Besides R&D constraints, it has also been noted that the country’s drug manufacturers are lagging behind in embracing pharmaceutical manufacturing technologies essential in drug production.

Academic Sarah Arden in her research titled Industry 4.0 for pharmaceutical manufacturing: Preparing for the smart factories of the future argues that pharmaceutical manufacturing technologies continue to evolve as the internet of things.

She added that artificial intelligence, robotics and advanced computing begin to challenge the traditional approaches, practices and business models for the manufacture of pharmaceuticals.

“The application of these technologies has the potential to dramatically increase the agility, efficiency, flexibility and quality of the industrial production of medicines.

How these technologies are deployed on the journey from data collection to the hallmark digital maturity of Industry 4.0 will define the next generation of pharmaceutical manufacturing,” Arden said.

According to the National Development Strategy (NDS1), the government seeks to deal with challenges affecting the expansion of the drug manufacturing sector through strengthening procurement and regulation of medicines and commodities, capacitating Natpharm, reviewing policies that improve drug availability and adoption of innovative medicines stock control measures.

Pharmaceutical Manufacturers Association of Zimbabwe chairperson Emmanuel Mujuru was not picking calls when this publication tried to reach him for a comment.

However a well-placed source in the association said the government needs to adopt policies that support new entrants into the sector.

“Setting up a drug manufacturing plant is capital intensive and access to credit locally is limited.

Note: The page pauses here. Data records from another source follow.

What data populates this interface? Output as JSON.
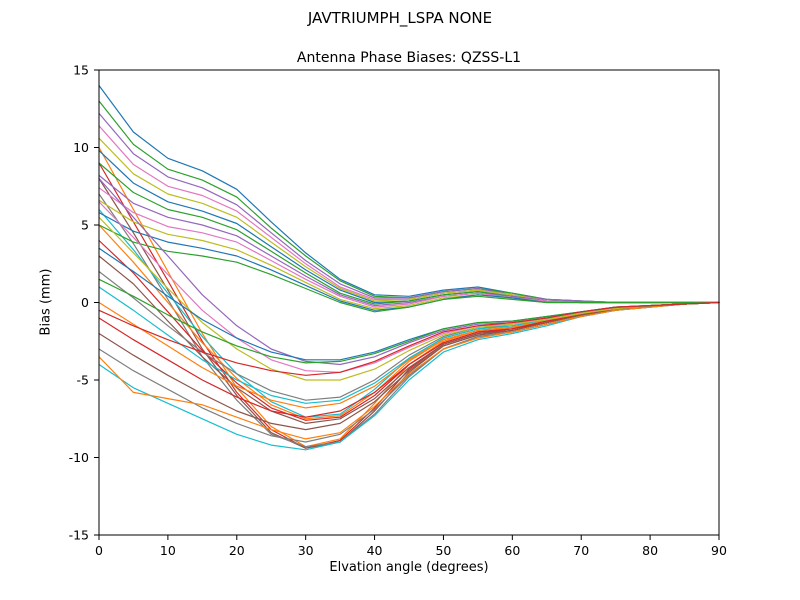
{
  "suptitle": "JAVTRIUMPH_LSPA NONE",
  "chart_data": {
    "type": "line",
    "title": "Antenna Phase Biases: QZSS-L1",
    "xlabel": "Elvation angle (degrees)",
    "ylabel": "Bias (mm)",
    "xlim": [
      0,
      90
    ],
    "ylim": [
      -15,
      15
    ],
    "xticks": [
      0,
      10,
      20,
      30,
      40,
      50,
      60,
      70,
      80,
      90
    ],
    "yticks": [
      -15,
      -10,
      -5,
      0,
      5,
      10,
      15
    ],
    "grid": false,
    "legend": "none",
    "x": [
      0,
      5,
      10,
      15,
      20,
      25,
      30,
      35,
      40,
      45,
      50,
      55,
      60,
      65,
      70,
      75,
      80,
      85,
      90
    ],
    "series": [
      {
        "color": "#1f77b4",
        "values": [
          14,
          11,
          9.3,
          8.5,
          7.3,
          5.2,
          3.2,
          1.5,
          0.5,
          0.4,
          0.8,
          1.0,
          0.6,
          0.2,
          0.1,
          0,
          0,
          0,
          0
        ]
      },
      {
        "color": "#ff7f0e",
        "values": [
          10,
          6,
          2,
          -2,
          -5.5,
          -8,
          -9.3,
          -8.8,
          -6.5,
          -4,
          -2.5,
          -1.8,
          -1.6,
          -1.2,
          -0.7,
          -0.4,
          -0.2,
          -0.1,
          0
        ]
      },
      {
        "color": "#2ca02c",
        "values": [
          13,
          10.2,
          8.6,
          7.9,
          6.8,
          4.8,
          3.0,
          1.4,
          0.4,
          0.3,
          0.7,
          0.9,
          0.6,
          0.2,
          0.1,
          0,
          0,
          0,
          0
        ]
      },
      {
        "color": "#d62728",
        "values": [
          9,
          5.2,
          1.4,
          -2.5,
          -5.8,
          -8.2,
          -9.4,
          -8.9,
          -6.8,
          -4.3,
          -2.7,
          -2.0,
          -1.7,
          -1.3,
          -0.8,
          -0.4,
          -0.2,
          -0.1,
          0
        ]
      },
      {
        "color": "#9467bd",
        "values": [
          12.2,
          9.6,
          8.1,
          7.4,
          6.3,
          4.5,
          2.7,
          1.2,
          0.3,
          0.3,
          0.7,
          0.9,
          0.5,
          0.2,
          0.1,
          0,
          0,
          0,
          0
        ]
      },
      {
        "color": "#8c564b",
        "values": [
          8,
          4.5,
          0.8,
          -3,
          -6,
          -8.4,
          -9.4,
          -9,
          -7,
          -4.5,
          -2.8,
          -2.1,
          -1.8,
          -1.3,
          -0.8,
          -0.5,
          -0.2,
          -0.1,
          0
        ]
      },
      {
        "color": "#e377c2",
        "values": [
          11.4,
          8.9,
          7.5,
          6.9,
          5.9,
          4.2,
          2.5,
          1.0,
          0.2,
          0.2,
          0.6,
          0.8,
          0.5,
          0.1,
          0,
          0,
          0,
          0,
          0
        ]
      },
      {
        "color": "#7f7f7f",
        "values": [
          7,
          3.8,
          0.2,
          -3.5,
          -6.3,
          -8.5,
          -9.3,
          -9,
          -7.2,
          -4.8,
          -3,
          -2.2,
          -1.9,
          -1.4,
          -0.9,
          -0.5,
          -0.3,
          -0.1,
          0
        ]
      },
      {
        "color": "#bcbd22",
        "values": [
          10.6,
          8.3,
          7.0,
          6.4,
          5.5,
          3.9,
          2.3,
          0.9,
          0.1,
          0.2,
          0.6,
          0.8,
          0.5,
          0.1,
          0,
          0,
          0,
          0,
          0
        ]
      },
      {
        "color": "#17becf",
        "values": [
          6,
          3.4,
          0.6,
          -2.2,
          -4.6,
          -6.4,
          -7.4,
          -7.2,
          -5.6,
          -3.6,
          -2.3,
          -1.7,
          -1.5,
          -1.1,
          -0.7,
          -0.4,
          -0.2,
          -0.1,
          0
        ]
      },
      {
        "color": "#1f77b4",
        "values": [
          9.8,
          7.7,
          6.5,
          5.9,
          5.1,
          3.6,
          2.1,
          0.8,
          0,
          0.1,
          0.5,
          0.7,
          0.4,
          0.1,
          0,
          0,
          0,
          0,
          0
        ]
      },
      {
        "color": "#ff7f0e",
        "values": [
          5,
          2.6,
          0,
          -2.6,
          -4.9,
          -6.6,
          -7.5,
          -7.3,
          -5.8,
          -3.8,
          -2.4,
          -1.8,
          -1.6,
          -1.2,
          -0.7,
          -0.4,
          -0.2,
          -0.1,
          0
        ]
      },
      {
        "color": "#2ca02c",
        "values": [
          9.0,
          7.1,
          6.0,
          5.5,
          4.7,
          3.3,
          1.9,
          0.6,
          -0.1,
          0.1,
          0.5,
          0.7,
          0.4,
          0.1,
          0,
          0,
          0,
          0,
          0
        ]
      },
      {
        "color": "#d62728",
        "values": [
          4,
          1.9,
          -0.6,
          -3.1,
          -5.2,
          -6.8,
          -7.6,
          -7.4,
          -6,
          -4,
          -2.6,
          -1.9,
          -1.7,
          -1.2,
          -0.8,
          -0.4,
          -0.2,
          -0.1,
          0
        ]
      },
      {
        "color": "#9467bd",
        "values": [
          8.2,
          6.4,
          5.5,
          5.0,
          4.3,
          3.0,
          1.7,
          0.5,
          -0.2,
          0,
          0.4,
          0.6,
          0.4,
          0.1,
          0,
          0,
          0,
          0,
          0
        ]
      },
      {
        "color": "#8c564b",
        "values": [
          3,
          1.2,
          -1.2,
          -3.5,
          -5.5,
          -7,
          -7.8,
          -7.5,
          -6.2,
          -4.2,
          -2.7,
          -2.0,
          -1.8,
          -1.3,
          -0.8,
          -0.5,
          -0.2,
          -0.1,
          0
        ]
      },
      {
        "color": "#e377c2",
        "values": [
          7.4,
          5.8,
          4.9,
          4.5,
          3.9,
          2.7,
          1.5,
          0.4,
          -0.3,
          -0.1,
          0.4,
          0.6,
          0.3,
          0.1,
          0,
          0,
          0,
          0,
          0
        ]
      },
      {
        "color": "#7f7f7f",
        "values": [
          2,
          0.3,
          -1.5,
          -3.2,
          -4.6,
          -5.7,
          -6.3,
          -6.1,
          -5,
          -3.4,
          -2.2,
          -1.6,
          -1.5,
          -1.1,
          -0.7,
          -0.4,
          -0.2,
          -0.1,
          0
        ]
      },
      {
        "color": "#bcbd22",
        "values": [
          6.6,
          5.2,
          4.4,
          4.0,
          3.4,
          2.4,
          1.3,
          0.2,
          -0.4,
          -0.2,
          0.3,
          0.5,
          0.3,
          0,
          0,
          0,
          0,
          0,
          0
        ]
      },
      {
        "color": "#17becf",
        "values": [
          1,
          -0.5,
          -2.1,
          -3.7,
          -5,
          -6,
          -6.5,
          -6.3,
          -5.2,
          -3.6,
          -2.3,
          -1.7,
          -1.5,
          -1.1,
          -0.7,
          -0.4,
          -0.2,
          -0.1,
          0
        ]
      },
      {
        "color": "#1f77b4",
        "values": [
          5.8,
          4.6,
          3.9,
          3.5,
          3.0,
          2.1,
          1.1,
          0.1,
          -0.5,
          -0.3,
          0.2,
          0.5,
          0.3,
          0,
          0,
          0,
          0,
          0,
          0
        ]
      },
      {
        "color": "#ff7f0e",
        "values": [
          0,
          -1.4,
          -2.8,
          -4.2,
          -5.4,
          -6.3,
          -6.8,
          -6.5,
          -5.4,
          -3.7,
          -2.4,
          -1.8,
          -1.6,
          -1.2,
          -0.7,
          -0.4,
          -0.2,
          -0.1,
          0
        ]
      },
      {
        "color": "#2ca02c",
        "values": [
          5.0,
          3.9,
          3.3,
          3.0,
          2.6,
          1.8,
          0.9,
          0,
          -0.6,
          -0.3,
          0.2,
          0.4,
          0.2,
          0,
          0,
          0,
          0,
          0,
          0
        ]
      },
      {
        "color": "#d62728",
        "values": [
          -1,
          -2.4,
          -3.7,
          -5,
          -6.1,
          -7,
          -7.4,
          -7,
          -5.8,
          -4,
          -2.6,
          -1.9,
          -1.7,
          -1.2,
          -0.8,
          -0.4,
          -0.2,
          -0.1,
          0
        ]
      },
      {
        "color": "#9467bd",
        "values": [
          8,
          5.5,
          3,
          0.5,
          -1.5,
          -3,
          -3.8,
          -4,
          -3.5,
          -2.6,
          -1.8,
          -1.4,
          -1.3,
          -1,
          -0.6,
          -0.3,
          -0.2,
          -0.1,
          0
        ]
      },
      {
        "color": "#8c564b",
        "values": [
          -2,
          -3.4,
          -4.7,
          -5.9,
          -7,
          -7.8,
          -8.2,
          -7.8,
          -6.4,
          -4.4,
          -2.8,
          -2.1,
          -1.8,
          -1.3,
          -0.8,
          -0.5,
          -0.2,
          -0.1,
          0
        ]
      },
      {
        "color": "#e377c2",
        "values": [
          6.5,
          4.2,
          1.8,
          -0.5,
          -2.3,
          -3.7,
          -4.4,
          -4.5,
          -3.9,
          -2.9,
          -2,
          -1.5,
          -1.4,
          -1,
          -0.6,
          -0.3,
          -0.2,
          -0.1,
          0
        ]
      },
      {
        "color": "#7f7f7f",
        "values": [
          -3,
          -4.4,
          -5.6,
          -6.8,
          -7.8,
          -8.6,
          -9,
          -8.5,
          -6.9,
          -4.7,
          -3,
          -2.2,
          -1.9,
          -1.4,
          -0.9,
          -0.5,
          -0.3,
          -0.1,
          0
        ]
      },
      {
        "color": "#bcbd22",
        "values": [
          5.5,
          3.2,
          0.9,
          -1.3,
          -3,
          -4.3,
          -5,
          -5,
          -4.3,
          -3.1,
          -2.1,
          -1.6,
          -1.4,
          -1.1,
          -0.7,
          -0.4,
          -0.2,
          -0.1,
          0
        ]
      },
      {
        "color": "#17becf",
        "values": [
          -4,
          -5.5,
          -6.5,
          -7.5,
          -8.5,
          -9.2,
          -9.5,
          -9,
          -7.3,
          -5,
          -3.2,
          -2.4,
          -2,
          -1.5,
          -0.9,
          -0.5,
          -0.3,
          -0.1,
          0
        ]
      },
      {
        "color": "#1f77b4",
        "values": [
          3.5,
          2,
          0.4,
          -1.1,
          -2.3,
          -3.2,
          -3.7,
          -3.7,
          -3.2,
          -2.4,
          -1.7,
          -1.3,
          -1.2,
          -0.9,
          -0.6,
          -0.3,
          -0.2,
          -0.1,
          0
        ]
      },
      {
        "color": "#ff7f0e",
        "values": [
          -3.5,
          -5.8,
          -6.2,
          -6.6,
          -7.4,
          -8.2,
          -8.8,
          -8.4,
          -6.7,
          -4.6,
          -3,
          -2.3,
          -1.9,
          -1.4,
          -0.9,
          -0.5,
          -0.3,
          -0.1,
          0
        ]
      },
      {
        "color": "#2ca02c",
        "values": [
          1.5,
          0.4,
          -0.8,
          -1.9,
          -2.8,
          -3.5,
          -3.9,
          -3.8,
          -3.3,
          -2.5,
          -1.7,
          -1.3,
          -1.2,
          -0.9,
          -0.6,
          -0.3,
          -0.2,
          -0.1,
          0
        ]
      },
      {
        "color": "#d62728",
        "values": [
          -0.5,
          -1.5,
          -2.4,
          -3.2,
          -3.9,
          -4.4,
          -4.7,
          -4.5,
          -3.8,
          -2.8,
          -1.9,
          -1.5,
          -1.3,
          -1,
          -0.6,
          -0.3,
          -0.2,
          -0.1,
          0
        ]
      }
    ]
  }
}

There is a need for the government to adopt incentives being offered by other countries to support local and international investors, for instance offering free land, tax free periods and infant protection policies,” the source said.

The source added that these initiatives need to be implemented for the country to have more manufacturing players to meet public demand.

Several retail and wholesale pharmaceutical companies have mushroomed throughout the country yet there are only about 15 licensed drug manufacturing organisations.

In June 2021, the Zimbabwean government launched the 2021-2025 Pharmaceutical Manufacturing Strategy, with the aim to improve the local production of drugs, thereby increasing the availability of the country’s essential medicines and exporting excess drugs.

During the same year, Zimbabwe became the 19th African Union (AU) member state to sign the treaty for the establishment of the African Medicines Agency (AMA).

This enables a favourable regulatory environment for pharmaceutical research and development, local production and trade across countries on the African continent.